Por Caetano Neto em Experiências Gastronômicas

29 de janeiro de 2017

Na terça-feira, 24 de janeiro, o Mercadinho São Luiz promoveu na unidade da Santos Dumont um Workshop e Degustação de frios da marca Josep Llorens. O proprietário da marca, Josep Rámon Llorens, foi o facilitador do Workshop.

Dentre todos os produtos da marca o workshop foi direcionado ao Jamón Serrano. Produto em que o animal vive durante 14 meses. A peça é coberta por sal para maturar pelo mesmo número de dias que o peso em quilos e matura por 24 meses. Sr. Josep comentou que a diferença em relação ao mercado é que a grande maioria da concorrência deixa maturando por apenas 12 meses.

No Workshop, também foram citados os benefícios do jamón, dentre eles:

O jamón é uma rica fonte de ácidos graxos, destacar o ácido oleico, o que ajuda a melhorar os níveis de reduzindo o LDL (mau colesterol) e aumentando o HDL (colesterol bom). É a gordura mais saudável de todas as gorduras animais conhecidas, sendo inclusive mais saudável que algumas das gorduras de origem vegetal.

Também é rico em vitaminas em proteínas, vitamina B1, B6, B12 e vitamina E. Essa última vitamina, um poderoso anti-oxidante. E também é rico em ferro, cálcio, zinco, magnésio, fósforo e selenio. 100g de jamón proporciona menos de 250 calorias, aproximadamente o mesmo valor de um pãozinho.

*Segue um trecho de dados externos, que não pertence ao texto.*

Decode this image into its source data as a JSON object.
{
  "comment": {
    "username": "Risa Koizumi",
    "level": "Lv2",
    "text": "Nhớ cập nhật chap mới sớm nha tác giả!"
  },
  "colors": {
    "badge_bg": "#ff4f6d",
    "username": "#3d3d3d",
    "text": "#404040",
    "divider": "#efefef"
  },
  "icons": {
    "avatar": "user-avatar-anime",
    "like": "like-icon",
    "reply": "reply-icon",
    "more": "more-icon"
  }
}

Workshop São Luiz Josep Llorens

Para o consumo do jamón, a dica foi de antes de iniciar a mastigação deixar o jamón na boca e salivar. Realmente, parece que se abrem novos sabores. Acho que para mim, a grande diferença da peça de jamón em relação a qualquer outra peça de carne é que, durante a mastigação, o sabor não diminui ou se perde na sua boca.

Para abrir sua peça de jamón serrano, o Sr. Josep deu a dica de só tirar a capa de gordura que reveste a carne que você vai degustar e retirar a gordura em lascas grandes. Não descartar essas lascas de gordura, como a peça pode passar de três a seis meses válida para o consumo, as lascas de gordura pode ser reutilizada para proteção da carne.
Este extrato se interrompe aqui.